We’re talking Russia here–a Russia run by thugs, killers, and thieves. A Russia still governed by a leader trained by the KGB and his cagey bag man Arkady Akimov. Arkady may be so blinded by wealth that he is willing to steal from a man who is more ruthless than he is, but he also loves classical music and indulges in philanthropy with his stolen money. Gabriel comes up with a plot which he hopes will topple RhineBank and Arkady, and perhaps even Arkady’s old neighborhood pal, the president of Russia.

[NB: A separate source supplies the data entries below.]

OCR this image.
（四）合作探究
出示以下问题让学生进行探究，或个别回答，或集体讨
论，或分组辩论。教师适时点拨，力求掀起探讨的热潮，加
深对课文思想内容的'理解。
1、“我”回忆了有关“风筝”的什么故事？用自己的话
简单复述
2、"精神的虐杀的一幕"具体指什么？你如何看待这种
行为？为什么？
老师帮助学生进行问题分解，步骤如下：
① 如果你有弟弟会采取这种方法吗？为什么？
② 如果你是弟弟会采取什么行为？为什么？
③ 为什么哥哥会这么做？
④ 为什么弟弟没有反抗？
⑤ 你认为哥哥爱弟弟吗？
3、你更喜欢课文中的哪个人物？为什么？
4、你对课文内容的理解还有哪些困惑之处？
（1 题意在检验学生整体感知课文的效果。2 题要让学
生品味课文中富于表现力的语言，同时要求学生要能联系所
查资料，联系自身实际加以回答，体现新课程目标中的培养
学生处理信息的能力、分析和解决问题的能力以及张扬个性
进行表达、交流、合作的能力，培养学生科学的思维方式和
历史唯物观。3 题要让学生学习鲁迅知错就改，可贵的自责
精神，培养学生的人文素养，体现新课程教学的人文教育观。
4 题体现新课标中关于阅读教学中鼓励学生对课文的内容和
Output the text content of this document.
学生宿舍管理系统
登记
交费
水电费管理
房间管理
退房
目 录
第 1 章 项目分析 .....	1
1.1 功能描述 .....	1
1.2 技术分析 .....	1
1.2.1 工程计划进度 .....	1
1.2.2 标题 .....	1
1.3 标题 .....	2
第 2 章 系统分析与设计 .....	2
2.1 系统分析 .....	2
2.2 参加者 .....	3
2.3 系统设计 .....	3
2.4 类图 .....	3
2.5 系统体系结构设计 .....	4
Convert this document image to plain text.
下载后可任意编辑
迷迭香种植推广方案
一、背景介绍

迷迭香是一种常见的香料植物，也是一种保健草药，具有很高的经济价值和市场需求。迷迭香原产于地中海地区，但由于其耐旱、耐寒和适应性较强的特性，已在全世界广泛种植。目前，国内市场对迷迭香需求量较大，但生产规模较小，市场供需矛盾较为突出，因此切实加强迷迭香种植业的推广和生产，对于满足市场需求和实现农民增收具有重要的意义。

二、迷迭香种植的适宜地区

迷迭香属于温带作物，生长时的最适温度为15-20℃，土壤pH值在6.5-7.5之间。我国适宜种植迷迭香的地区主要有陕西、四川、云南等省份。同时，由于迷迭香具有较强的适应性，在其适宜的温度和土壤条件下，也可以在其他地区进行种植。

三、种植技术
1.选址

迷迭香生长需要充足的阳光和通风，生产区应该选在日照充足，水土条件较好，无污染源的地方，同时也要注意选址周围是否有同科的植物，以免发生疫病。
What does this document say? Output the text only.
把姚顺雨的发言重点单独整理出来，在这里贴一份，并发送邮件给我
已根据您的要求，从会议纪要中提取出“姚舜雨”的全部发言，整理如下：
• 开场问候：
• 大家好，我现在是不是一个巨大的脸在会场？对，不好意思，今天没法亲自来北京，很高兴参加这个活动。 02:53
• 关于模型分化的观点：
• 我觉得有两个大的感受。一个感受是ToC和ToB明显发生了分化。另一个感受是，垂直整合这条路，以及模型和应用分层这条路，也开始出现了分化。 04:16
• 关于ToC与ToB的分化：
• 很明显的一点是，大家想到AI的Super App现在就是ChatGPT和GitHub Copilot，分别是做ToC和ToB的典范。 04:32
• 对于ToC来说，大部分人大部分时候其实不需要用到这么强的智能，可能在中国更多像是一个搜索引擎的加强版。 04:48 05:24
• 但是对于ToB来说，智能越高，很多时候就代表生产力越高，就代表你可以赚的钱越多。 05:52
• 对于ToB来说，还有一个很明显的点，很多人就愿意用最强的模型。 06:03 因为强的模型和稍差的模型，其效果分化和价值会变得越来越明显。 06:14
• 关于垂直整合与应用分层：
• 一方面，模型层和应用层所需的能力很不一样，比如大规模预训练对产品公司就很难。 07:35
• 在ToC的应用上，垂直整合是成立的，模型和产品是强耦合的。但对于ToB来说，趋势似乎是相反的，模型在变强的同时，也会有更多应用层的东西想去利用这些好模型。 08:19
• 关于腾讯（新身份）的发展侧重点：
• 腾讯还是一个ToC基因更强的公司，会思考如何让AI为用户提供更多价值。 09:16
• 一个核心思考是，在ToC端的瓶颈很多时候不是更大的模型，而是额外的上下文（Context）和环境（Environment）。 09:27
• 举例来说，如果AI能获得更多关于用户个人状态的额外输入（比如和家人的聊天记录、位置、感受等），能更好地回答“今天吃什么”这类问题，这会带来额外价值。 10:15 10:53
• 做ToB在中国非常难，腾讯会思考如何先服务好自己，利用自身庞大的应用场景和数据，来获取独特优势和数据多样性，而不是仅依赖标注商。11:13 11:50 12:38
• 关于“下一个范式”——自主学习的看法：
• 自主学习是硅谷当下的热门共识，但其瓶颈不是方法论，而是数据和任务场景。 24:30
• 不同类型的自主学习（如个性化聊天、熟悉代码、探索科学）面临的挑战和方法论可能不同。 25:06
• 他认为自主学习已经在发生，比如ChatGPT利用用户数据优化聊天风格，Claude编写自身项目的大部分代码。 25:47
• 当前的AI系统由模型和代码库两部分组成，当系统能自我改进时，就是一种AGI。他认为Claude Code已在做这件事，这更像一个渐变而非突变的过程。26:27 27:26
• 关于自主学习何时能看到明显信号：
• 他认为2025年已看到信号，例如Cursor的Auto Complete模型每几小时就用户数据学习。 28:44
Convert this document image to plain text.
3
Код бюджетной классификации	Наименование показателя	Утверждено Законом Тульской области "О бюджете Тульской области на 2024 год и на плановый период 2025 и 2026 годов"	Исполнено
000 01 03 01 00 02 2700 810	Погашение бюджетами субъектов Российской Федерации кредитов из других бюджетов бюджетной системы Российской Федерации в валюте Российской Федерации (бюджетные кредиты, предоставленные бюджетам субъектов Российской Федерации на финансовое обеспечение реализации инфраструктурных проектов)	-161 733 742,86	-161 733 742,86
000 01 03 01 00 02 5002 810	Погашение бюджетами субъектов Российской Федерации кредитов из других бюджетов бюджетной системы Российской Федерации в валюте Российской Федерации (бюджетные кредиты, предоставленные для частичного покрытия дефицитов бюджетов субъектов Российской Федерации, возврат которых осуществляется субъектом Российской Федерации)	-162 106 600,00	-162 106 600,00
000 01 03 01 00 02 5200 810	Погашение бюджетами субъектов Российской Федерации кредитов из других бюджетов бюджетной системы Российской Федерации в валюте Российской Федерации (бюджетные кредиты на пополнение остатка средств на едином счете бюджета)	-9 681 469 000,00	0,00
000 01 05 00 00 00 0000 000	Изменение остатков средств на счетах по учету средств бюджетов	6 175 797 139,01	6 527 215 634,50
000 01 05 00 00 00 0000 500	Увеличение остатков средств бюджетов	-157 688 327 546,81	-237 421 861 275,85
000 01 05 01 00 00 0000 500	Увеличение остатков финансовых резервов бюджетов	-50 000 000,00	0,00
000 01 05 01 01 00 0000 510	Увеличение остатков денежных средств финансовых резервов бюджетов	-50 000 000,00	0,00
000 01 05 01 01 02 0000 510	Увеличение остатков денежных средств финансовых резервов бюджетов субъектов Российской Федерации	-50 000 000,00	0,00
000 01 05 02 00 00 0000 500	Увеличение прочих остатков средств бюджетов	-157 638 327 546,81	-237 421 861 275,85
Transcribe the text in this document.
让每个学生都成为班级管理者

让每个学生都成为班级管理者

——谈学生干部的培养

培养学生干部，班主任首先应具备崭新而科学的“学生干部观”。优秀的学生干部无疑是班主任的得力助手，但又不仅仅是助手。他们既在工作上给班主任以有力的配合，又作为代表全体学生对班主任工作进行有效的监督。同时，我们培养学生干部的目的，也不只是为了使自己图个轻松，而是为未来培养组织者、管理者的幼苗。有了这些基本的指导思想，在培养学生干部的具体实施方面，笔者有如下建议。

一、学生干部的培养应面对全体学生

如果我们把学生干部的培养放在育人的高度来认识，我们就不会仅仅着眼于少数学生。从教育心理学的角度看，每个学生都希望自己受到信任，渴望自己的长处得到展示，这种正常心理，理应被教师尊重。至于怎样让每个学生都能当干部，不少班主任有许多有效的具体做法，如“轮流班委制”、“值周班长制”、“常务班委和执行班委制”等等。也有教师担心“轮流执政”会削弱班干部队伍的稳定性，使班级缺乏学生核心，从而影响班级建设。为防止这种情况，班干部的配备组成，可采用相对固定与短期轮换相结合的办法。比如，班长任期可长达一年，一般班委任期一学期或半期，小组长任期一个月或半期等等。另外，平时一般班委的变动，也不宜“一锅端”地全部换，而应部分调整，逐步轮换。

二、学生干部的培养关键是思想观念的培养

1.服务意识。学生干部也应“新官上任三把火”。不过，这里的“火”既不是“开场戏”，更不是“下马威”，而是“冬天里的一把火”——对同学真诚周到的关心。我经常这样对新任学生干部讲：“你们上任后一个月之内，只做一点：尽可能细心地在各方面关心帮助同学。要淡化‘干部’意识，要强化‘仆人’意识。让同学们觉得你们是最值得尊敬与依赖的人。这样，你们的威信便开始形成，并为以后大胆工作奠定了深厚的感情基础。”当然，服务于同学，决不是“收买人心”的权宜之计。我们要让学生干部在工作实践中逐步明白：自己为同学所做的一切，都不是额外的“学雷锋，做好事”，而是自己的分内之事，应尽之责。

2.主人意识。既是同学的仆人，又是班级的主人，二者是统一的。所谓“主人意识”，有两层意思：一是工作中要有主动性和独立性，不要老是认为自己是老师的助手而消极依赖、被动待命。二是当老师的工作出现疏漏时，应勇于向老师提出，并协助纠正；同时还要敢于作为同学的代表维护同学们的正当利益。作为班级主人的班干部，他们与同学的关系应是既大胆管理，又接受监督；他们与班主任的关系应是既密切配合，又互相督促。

Gabriel’s wife, Chiara, has wrested from him a promise that he will serve only one term as the head of the Israeli secret service after which they, and the twins, will retire to Vienna to be near Chiara’s aging father. Gabriel is using his old team, perhaps in an audition to see who will run ‘the office’ next. The women Gabriel recruits to help in his operations rarely come away unscathed, and neither does Gabriel. Gabriel ends his story in Washington, DC on the worst possible date, January 6th where he runs into an extremist Qanon believer with a gun. She shoots him through and through. Chiara has one more reason to extort a retirement from a husband who keeps saying that he wants to retire and then getting sucked in one more time. If he lives, will he finally retire. Not if Daniel has a few more books to write which we hope he does. Readers will demand more Gabriel Allon in some form. Although Silva’s commentary on January 6 th and Qanon will not please everyone, this reader felt he expressed himself very well on those subjects.

Gabriel serves as an investigator to allow Silva to expose injustices to his readers. Gabriel also exacts the kinds of vengeance we would all like to reap sometimes. The venality people get up to in this world often makes us despair. Do human beings have any redeeming qualities.? Gabriel not only gets revenge, but he has many redeeming qualities that remind us that life is both yin and yang, cowboys and outlaws, Nazis and resistance fighters. Some complain that this makes Gabriel unbelievable as a character, but not if we see him as a teacher, a symbol and ‘the tip of the spear’.